Time to investigate UCAT's rehiring of Brems
This is an archived article that was published on sltrib.com in 2009, and information in the article may be outdated. It is provided only for personal research purposes and may not be reprinted.

The good old boy network is alive and thriving in Utah politics. We're talking about the cozy web of entrenched Republican lawmakers, lobbyists and others who have become comfortable with being in power, are loyal to each other, and may have engaged in unethical and possibly illegal acts to protect each other.

Case in point: The recent rehiring of Robert Brems as president of the Utah College of Applied Technology. It was just two years ago that Brems was forced to resign from that same position under a cloud. A state auditor's investigation revealed that Brems had knowingly presided over an illegal use of state funds and the falsification of employee time cards to build a parade float for the Utah County Republican Party at the Mountainland Applied Technical College, a UCAT campus. Who asked the school administration to use public resources to build the float in the first place? Republican Sen. Curt Bramble.

Of course, that is unethical. A state-funded school shouldn't be bearing the cost in labor and materials for a political party's float. A state senator shouldn't even ask for such a thing to be done, particularly when that legislator was the Senate majority leader with power over that school's funding.

Someone had to take the heat, however, at least temporarily. The Utah State Board of Regents, which had oversight over the UCAT president, conducted an investigation and Brems was forced to resign. Bramble, who instigated the float request, emerged unscathed. Nor did the Senate Ethics Committee even investigate the matter. Who was co-chair of the Senate Ethics Committee? Curt Bramble.

Brems didn't stay out of his position for long. Current UCAT Board Chairman Tom Bingham, who is also a lobbyist and donor to Republican lawmakers, engineered a shadowy coup in which current UCAT President Richard White was forced from his job to make room for Brems to come back. Trouble is, Bingham and others on the UCAT executive committee broke the law by not publicly disclosing the names of the finalists or opening the process for input from the whole UCAT board and the public before announcing Brems as their choice.

Who will hold Bingham and the rest of the UCAT board accountable for this violation? Two years ago it was the Board of Regents. That won't happen this time. The Legislature passed a law in 2009 stripping the Board of Regents of oversight powers over the UCAT president and board, who now essentially govern themselves. Who is the chairman of the Senate Education Committee that passed the bill to free the UCAT board from Board of Regents accountability or oversight? Curt Bramble.

Is this how Utah government should work? We don't think so. We call on the governor and the Legislature to initiate a public investigation of the handling of this whole affair. We want the following questions answered:

» Why wasn't there a public ethics investigation two years ago into the role of Sen. Bramble in the float scandal?

» Was Rob Brems promised that if he resigned and was quiet about the details of the float scandal, he would be able to get his old job back before too long? If so, who made that promise?
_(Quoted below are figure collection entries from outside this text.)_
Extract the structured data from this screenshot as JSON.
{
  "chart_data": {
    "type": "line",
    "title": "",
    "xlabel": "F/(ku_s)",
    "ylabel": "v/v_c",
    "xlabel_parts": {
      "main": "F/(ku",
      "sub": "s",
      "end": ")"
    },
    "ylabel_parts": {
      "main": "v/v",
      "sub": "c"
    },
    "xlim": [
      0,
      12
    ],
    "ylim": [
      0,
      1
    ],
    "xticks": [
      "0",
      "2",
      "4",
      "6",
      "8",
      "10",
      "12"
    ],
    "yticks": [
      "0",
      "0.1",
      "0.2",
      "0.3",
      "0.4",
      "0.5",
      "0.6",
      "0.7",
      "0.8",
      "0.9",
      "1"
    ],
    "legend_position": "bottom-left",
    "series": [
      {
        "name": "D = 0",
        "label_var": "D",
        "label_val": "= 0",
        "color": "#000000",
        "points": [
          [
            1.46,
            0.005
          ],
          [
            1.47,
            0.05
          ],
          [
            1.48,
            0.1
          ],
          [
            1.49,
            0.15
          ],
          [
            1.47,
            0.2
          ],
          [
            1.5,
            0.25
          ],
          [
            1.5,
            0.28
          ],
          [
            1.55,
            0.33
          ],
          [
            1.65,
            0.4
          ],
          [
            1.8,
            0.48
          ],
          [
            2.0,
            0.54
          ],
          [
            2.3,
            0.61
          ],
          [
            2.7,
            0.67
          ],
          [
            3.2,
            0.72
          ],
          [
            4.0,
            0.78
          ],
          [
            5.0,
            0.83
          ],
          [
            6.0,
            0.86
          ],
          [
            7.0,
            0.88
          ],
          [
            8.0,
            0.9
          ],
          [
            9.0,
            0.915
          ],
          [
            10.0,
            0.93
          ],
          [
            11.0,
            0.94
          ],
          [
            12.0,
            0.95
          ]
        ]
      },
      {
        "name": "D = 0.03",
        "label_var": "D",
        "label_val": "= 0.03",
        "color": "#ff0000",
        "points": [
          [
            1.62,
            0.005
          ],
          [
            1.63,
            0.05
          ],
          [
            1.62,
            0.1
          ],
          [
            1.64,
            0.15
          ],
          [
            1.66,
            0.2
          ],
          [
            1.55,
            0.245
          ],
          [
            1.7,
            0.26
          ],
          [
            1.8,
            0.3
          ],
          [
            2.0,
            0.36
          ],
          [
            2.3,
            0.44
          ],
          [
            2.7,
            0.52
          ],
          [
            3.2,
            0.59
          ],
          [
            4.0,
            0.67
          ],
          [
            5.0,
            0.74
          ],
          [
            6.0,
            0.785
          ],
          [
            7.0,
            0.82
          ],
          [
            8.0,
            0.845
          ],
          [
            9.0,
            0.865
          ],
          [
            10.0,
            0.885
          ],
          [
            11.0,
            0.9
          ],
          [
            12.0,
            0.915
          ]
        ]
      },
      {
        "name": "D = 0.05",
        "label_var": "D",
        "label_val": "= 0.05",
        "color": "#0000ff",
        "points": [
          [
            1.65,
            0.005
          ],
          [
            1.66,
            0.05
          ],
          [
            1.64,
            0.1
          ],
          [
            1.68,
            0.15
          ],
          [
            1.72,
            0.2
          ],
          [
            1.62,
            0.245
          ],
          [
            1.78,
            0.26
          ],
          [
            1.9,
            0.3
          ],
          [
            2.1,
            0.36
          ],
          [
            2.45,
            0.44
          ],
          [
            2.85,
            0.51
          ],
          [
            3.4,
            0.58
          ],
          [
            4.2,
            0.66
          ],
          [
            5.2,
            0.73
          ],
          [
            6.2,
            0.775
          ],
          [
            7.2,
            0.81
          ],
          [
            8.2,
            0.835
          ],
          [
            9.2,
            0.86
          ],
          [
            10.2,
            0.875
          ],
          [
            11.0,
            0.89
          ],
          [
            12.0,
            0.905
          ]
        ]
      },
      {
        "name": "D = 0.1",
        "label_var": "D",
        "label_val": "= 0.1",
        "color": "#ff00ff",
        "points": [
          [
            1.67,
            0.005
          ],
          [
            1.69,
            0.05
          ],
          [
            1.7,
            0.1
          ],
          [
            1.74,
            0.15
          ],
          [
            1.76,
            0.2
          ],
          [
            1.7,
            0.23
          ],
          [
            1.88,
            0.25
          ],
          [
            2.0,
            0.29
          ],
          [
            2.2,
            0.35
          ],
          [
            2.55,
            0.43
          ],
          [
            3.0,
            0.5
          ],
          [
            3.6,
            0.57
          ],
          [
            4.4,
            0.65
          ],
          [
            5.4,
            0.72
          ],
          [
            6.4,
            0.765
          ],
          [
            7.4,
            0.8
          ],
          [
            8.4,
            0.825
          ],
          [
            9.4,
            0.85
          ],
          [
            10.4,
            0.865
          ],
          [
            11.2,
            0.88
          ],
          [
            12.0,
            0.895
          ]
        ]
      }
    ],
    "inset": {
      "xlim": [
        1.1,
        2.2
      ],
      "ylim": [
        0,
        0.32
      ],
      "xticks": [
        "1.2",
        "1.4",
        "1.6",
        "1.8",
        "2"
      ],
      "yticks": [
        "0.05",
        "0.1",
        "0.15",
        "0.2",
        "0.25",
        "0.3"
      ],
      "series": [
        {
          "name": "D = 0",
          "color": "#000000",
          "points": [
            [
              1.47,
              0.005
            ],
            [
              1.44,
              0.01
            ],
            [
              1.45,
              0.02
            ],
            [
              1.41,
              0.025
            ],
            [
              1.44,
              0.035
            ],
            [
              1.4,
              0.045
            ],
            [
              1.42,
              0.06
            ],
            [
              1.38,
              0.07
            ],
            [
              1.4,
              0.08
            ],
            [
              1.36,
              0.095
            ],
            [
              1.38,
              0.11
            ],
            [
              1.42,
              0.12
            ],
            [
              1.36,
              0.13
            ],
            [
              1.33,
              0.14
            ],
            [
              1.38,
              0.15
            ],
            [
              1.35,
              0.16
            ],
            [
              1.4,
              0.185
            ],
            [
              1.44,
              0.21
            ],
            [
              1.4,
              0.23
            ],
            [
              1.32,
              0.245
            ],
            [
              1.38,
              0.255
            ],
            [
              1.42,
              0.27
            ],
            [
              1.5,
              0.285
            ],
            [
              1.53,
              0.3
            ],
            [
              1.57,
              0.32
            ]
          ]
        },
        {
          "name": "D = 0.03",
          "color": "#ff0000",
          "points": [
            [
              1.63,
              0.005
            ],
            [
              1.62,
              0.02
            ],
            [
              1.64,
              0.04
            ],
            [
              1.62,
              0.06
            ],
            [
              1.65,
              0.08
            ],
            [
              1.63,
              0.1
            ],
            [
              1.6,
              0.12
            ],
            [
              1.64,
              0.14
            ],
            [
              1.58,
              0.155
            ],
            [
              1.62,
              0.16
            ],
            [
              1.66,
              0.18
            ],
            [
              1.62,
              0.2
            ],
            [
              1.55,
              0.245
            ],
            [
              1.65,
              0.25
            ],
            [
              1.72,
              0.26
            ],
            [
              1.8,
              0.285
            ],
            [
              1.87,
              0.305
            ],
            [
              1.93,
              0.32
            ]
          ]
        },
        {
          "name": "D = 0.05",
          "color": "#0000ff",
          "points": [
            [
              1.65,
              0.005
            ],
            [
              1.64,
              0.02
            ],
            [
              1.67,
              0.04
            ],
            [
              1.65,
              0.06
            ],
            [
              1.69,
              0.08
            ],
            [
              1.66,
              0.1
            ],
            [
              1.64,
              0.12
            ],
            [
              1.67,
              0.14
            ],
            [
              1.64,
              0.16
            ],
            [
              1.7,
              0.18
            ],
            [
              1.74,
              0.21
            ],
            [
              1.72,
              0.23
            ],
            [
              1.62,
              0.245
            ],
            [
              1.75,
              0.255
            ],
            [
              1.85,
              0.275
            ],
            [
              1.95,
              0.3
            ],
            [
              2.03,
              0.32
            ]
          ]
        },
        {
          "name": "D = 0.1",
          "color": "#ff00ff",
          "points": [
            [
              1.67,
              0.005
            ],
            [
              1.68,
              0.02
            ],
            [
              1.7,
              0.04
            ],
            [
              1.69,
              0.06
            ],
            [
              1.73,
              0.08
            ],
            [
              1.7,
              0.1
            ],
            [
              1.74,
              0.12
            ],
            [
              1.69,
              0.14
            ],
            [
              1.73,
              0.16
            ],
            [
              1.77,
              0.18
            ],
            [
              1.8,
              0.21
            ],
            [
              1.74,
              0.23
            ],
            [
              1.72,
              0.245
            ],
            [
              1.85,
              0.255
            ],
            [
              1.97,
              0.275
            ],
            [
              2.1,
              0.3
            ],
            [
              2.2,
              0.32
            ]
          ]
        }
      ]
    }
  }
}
» Did the UCAT board arrange for the new law to be passed at least partly to be able to engineer the ouster of White and the reappointment of Brems without oversight by the Board of Regents?

» Why didn't the UCAT Board follow state law on the reappointment of Brems?

In the meantime, Gov. Gary Herbert should put Brems' reappointment on hold until the investigation is completed, both by the executive branch and by the Legislature. That would only be in keeping with the governor's stated standards of ethical behavior. The governor was recently quoted in the media as saying, "We want to have transparency with regard to ethics." This is his chance to demonstrate whether he means it.

Ultimately, it is up to the people of Utah to pass strong ethics reform and to vote for candidates, regardless of their party, who will not engage in this questionable behavior. Real reform happens at the ballot box. Without it, the impunity and arrogance with which the good old boy network violates good ethics and the law will continue.

Richard Davis and Larry Brown are, respectively, chairman and vice chairman of the Utah County Democratic Party.